Illinois motorcycle deaths on the rise

By Dave Gomez

Illinois ranked sixth in the nation for motorcycle fatalities in 2003, with numbers up 47 percent from the previous year, according to the National Center for Statistics and Analysis.

The center’s report comes on the heels of nine fatal motorcycle accidents that have occurred in the Chicago area during the past month.

On Monday, a female passenger died after being thrown from a motorcycle on the Kennedy Expressway.

Motorcycle fatalities rose to 143 in 2003, up from 97 in 2002, placing the state behind California (383), Florida (365), Texas (323), Pennsylvania (156) and New York (153).

Last April, a former NIU student died after crashing his motorcycle on Lincoln Highway.

Factors contributing to the rise in deaths can be difficult to determine, said Lt. Lincoln Hampton of the Illinois State Police.

Motorcycles are becoming faster while the number of riders has gone up, Hampton said.

For about the price of a small car, riders can buy a high-end motorcycle, such as the 1300-cc Suzuki Hayabusa, capable of reaching speeds of nearly 200 mph.

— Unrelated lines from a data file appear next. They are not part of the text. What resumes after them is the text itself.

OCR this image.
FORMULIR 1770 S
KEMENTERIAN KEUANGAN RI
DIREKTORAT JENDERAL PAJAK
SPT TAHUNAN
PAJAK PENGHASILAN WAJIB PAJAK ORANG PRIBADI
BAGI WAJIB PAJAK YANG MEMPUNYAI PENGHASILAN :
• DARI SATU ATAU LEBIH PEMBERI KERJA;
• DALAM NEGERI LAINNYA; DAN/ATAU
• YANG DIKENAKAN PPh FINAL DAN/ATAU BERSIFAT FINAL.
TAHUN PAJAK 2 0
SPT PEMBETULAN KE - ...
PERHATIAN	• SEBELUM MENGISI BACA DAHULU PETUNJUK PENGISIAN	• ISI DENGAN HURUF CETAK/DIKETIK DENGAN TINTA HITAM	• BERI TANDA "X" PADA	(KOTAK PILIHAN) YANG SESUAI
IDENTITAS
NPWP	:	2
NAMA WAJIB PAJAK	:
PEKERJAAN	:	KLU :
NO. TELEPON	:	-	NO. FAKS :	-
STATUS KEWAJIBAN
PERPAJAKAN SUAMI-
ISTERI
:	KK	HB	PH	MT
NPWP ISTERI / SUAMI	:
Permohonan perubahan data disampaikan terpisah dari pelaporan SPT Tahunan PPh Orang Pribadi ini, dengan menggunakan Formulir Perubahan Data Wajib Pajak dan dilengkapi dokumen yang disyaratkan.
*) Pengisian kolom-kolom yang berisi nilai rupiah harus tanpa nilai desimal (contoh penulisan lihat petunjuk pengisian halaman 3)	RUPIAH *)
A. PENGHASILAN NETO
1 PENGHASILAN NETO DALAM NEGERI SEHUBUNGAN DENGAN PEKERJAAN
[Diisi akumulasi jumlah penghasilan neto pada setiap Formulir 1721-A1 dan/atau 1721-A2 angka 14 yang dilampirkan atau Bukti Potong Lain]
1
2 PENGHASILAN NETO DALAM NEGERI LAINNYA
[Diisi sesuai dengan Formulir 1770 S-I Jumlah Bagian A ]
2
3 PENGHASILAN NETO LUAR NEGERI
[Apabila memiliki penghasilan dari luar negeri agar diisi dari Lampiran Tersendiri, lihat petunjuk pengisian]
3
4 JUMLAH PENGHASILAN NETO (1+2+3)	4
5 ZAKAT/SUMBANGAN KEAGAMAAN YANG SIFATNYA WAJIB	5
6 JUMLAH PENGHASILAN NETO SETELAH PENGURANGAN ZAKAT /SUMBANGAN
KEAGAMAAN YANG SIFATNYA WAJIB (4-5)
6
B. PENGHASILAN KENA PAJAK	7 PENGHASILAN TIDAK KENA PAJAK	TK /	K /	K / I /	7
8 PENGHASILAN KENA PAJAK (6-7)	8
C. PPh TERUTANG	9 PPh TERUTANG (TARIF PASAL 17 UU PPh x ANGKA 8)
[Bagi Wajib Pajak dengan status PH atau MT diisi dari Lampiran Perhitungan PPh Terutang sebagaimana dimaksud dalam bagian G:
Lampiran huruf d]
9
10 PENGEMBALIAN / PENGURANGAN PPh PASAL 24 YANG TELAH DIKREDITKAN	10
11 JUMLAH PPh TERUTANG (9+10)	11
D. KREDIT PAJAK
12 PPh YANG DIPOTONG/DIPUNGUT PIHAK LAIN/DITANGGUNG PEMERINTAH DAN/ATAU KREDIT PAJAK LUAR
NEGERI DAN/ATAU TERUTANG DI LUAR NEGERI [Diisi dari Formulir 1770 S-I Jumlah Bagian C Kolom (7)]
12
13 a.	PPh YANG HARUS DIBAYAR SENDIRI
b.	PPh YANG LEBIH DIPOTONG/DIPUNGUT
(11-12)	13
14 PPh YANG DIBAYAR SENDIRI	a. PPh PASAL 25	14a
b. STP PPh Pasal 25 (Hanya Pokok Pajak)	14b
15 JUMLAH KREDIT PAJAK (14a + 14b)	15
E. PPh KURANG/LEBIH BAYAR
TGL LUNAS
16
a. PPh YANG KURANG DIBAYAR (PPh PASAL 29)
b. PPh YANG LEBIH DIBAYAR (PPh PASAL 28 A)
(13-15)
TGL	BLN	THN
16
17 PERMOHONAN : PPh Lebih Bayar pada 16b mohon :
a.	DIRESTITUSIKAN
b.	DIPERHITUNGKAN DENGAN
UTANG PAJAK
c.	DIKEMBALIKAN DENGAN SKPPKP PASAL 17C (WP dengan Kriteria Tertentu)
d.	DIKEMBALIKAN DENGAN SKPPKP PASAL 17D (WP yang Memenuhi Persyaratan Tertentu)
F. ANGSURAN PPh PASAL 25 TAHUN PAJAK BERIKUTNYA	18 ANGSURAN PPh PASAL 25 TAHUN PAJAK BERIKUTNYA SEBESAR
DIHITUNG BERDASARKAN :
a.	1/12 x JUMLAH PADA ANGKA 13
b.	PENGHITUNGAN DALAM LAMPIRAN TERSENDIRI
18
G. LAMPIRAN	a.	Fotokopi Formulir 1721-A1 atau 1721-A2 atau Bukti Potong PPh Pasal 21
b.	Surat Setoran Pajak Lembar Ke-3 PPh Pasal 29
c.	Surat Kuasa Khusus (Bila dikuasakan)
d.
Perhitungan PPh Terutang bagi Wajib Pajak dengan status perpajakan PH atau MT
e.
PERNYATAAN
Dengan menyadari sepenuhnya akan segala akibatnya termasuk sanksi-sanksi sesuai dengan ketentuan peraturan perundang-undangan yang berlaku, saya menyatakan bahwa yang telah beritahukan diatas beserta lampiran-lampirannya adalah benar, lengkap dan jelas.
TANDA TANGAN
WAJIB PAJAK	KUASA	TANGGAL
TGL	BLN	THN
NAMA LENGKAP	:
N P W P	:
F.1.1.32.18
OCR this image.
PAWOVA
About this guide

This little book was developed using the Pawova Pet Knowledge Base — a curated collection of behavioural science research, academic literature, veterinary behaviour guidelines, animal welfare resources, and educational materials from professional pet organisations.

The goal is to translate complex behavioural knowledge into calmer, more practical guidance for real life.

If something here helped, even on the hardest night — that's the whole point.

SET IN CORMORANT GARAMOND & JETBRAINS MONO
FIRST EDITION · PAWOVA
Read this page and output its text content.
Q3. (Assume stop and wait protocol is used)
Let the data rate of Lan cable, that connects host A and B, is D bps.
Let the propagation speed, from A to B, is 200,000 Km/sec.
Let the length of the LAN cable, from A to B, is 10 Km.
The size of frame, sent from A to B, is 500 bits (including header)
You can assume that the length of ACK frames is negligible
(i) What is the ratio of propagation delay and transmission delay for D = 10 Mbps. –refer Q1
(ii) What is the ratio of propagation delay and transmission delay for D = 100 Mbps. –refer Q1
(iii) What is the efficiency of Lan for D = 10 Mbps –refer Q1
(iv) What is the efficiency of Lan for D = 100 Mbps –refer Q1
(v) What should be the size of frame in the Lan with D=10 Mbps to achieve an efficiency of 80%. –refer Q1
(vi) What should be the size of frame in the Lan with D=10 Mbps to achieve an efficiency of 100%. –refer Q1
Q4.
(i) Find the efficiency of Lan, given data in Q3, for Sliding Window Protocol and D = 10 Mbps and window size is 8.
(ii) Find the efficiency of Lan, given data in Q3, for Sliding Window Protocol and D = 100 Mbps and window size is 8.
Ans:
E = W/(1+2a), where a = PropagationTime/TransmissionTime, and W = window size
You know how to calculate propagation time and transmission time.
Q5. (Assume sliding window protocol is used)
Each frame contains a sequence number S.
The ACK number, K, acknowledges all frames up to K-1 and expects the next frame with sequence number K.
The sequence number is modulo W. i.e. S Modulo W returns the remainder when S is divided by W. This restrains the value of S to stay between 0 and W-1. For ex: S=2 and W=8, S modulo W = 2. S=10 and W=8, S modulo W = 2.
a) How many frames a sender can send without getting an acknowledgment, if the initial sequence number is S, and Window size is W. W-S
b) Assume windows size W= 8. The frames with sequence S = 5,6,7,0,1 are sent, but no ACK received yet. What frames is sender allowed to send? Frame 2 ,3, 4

The high-speed bikes are a greater risk, Hampton said, particularly when riders decide to evade police.

“It’s tough to catch those guys [when] they’re traveling at such high speeds,” he said.

Motorists also contribute to motorcycle accidents because they are unaware of motorcyclists or lose sight of them, Hampton said.

“Make sure people see you,” Hampton said, “Don’t take any extra chances; you don’t have as much protection.”

Robert Ritter, director of NIU’s Motorcycle Safety Project, said motorists often take the right-of-way from motorcyclists.

“The major issue is that 72 percent or more of the multi-vehicle accidents are the automotive public’s fault,” he said.

Single-vehicle accidents usually involve excessive speed and alcohol, which leads to the rider losing control, Ritter said.

“Those people are riding above their skill levels and possibly the capabilities of the motorcycles they are riding,” he said.

Nationwide last year, 52 percent of fatally-injured motorcyclists were not wearing a helmet, according to the NCSA. Two-thirds of unhelmeted fatalities were in states without a universal helmet law – Illinois is among them.

According to the Motorcycle Industry Council, a national nonprofit trade association, the rise in deaths comes during a decade-long swell in motorcycle popularity.

More than 846,000 motorcycles were sold across the nation in 2003. The sales marked a 6.5-percent increase from the previous year and the 11th-consecutive year of growth, according to the council.

The Motorcycle Safety Project, which offers riding courses, has struggled to accommodate all the new riders.Ritter said over the past eight years, course offerings have increased, yet they cannot keep up with demand.

The project offers two courses, one for novices and one for veterans. Both courses address accident avoidance techniques and the use of protective gear such as helmets.